Er mute aber auch gegen heftige litauische Opposition angehen: Sein Vetter Witold betrieb (als dux Lithuniae Statthalter über ganz Litauen) eine starke Selbstständigkeitspolitik und eigene Eroberungspläne (als "König von Litauen und der Rus") nach Osten (Goldene Horde, Gftm. Moskau). Erst 1401 schwor er Treue und Loyalität und erhielt dafür als supremus princeps großfürstliche Gewalt über Litauen.
Durch die Christianisierung Litauens wurde auch die moralische Daseinsberechtigung und die Existenzfrage für den Deutschen Orden virulent und ausgekämpft: Die Ordensritter waren 1226 vom Herzog von Masowien gerufen worden, um die heidnischen Pruzzen und andere baltische Stämme (also auch Litauen) zu bekehren oder zu vertreiben. Bis 1311 eroberten sie das Land der Pruzzen und Pommerellen, gründeten Königsberg und 1226 die Marienburg als ihren Sitz, gingen ab 1237 mit den livländischen "Schwertbrüdern" zusammen und geboten damit über das Land von Kulm bis Riga (Livland). Der ständige Zankapfel zwischen dem Orden und Polen, Pommerellen, führte zum Krieg und 1410 zur Niederlage der Ordensritter bei Grunwald (Tannenberg).
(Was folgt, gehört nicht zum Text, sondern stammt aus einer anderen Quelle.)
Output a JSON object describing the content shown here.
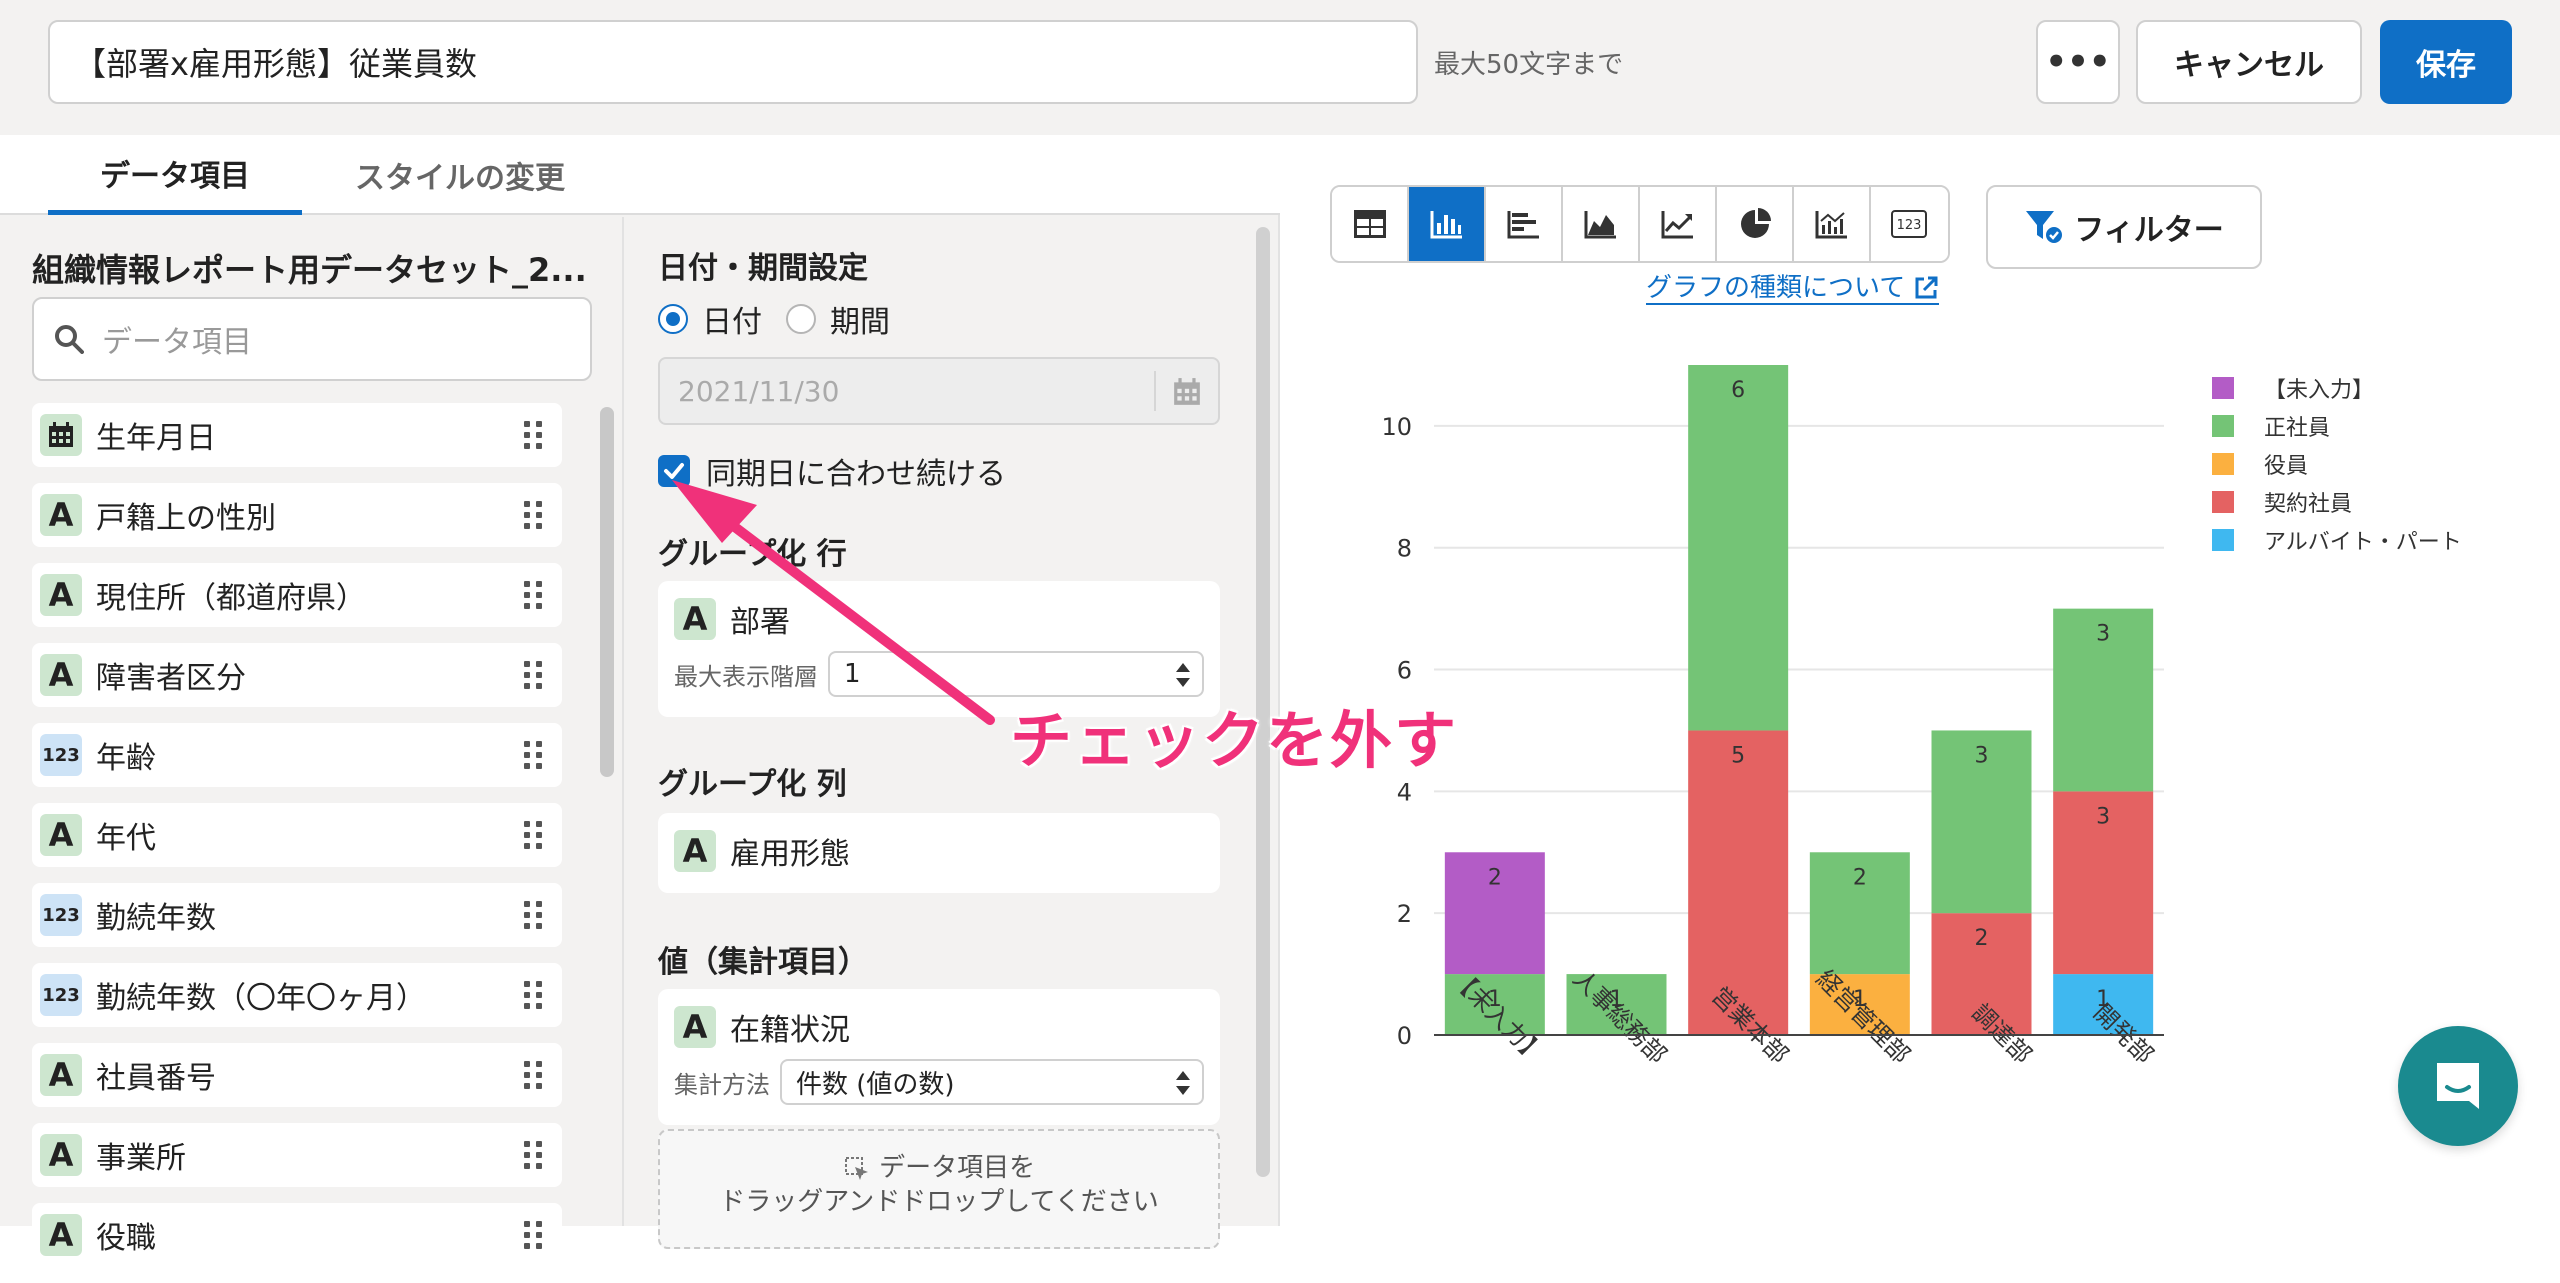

Es folgten Gebietsverluste im 1. Thorner Frieden (1411), erneuter Krieg und im 2. Thorner Frieden (1466) die Reduzierung der Ordensmacht auf ein lehnsabhängiges kreuzritterliches Preußen um Königsberg.
Kasimir IV Jagiellonczyk betrieb eine dynastische Ausweitung nach Böhmen-Ungarn: Durch Heirat (1454) mit Elisabeth von Habsburg, der Enkelin Kaiser`s Sigismund, ermöglichte er seinem Sohn Wladyslaw den Griff nach der Wenzelskrone und - nach einem Krieg mit seinem Bruder Jan Olbracht - auch der Stefanskrone. Danach kontrollierten die Jagiellonen zeitweilig vier bedeutende Throne mit einem Gebiet vom Böhmerwald bis zum Schwarzen Meer, handelten sich damit aber auch außenpolitische Probleme (Gegensatz zu Habsburg und Türkenabwehr) ein.
Jan I Olbracht musste dann auch - erfolglos gebliebene - Kriege gegen die Türken um die Schwarzmeerhäfen und die Moldau führen.
Auch die Verteidigung ihrer Ostgrenze gegen die aufstrebenden Großfürsten von Moskau bereitete Probleme: Trotz der Eheschließung Aleksander`s mit Elena, der Tochter Ivan III., dem damit ein Grund zur ständigen Einmischung in Litauen (Unterdrückung der Orthodoxie) eröffnet wurde, folgten fünf Kriege mit den Moskowitern und Gebietsverluste (1503 Dnepr-Gebiete, Severien, 1522 Smolensk, 1537 Polock).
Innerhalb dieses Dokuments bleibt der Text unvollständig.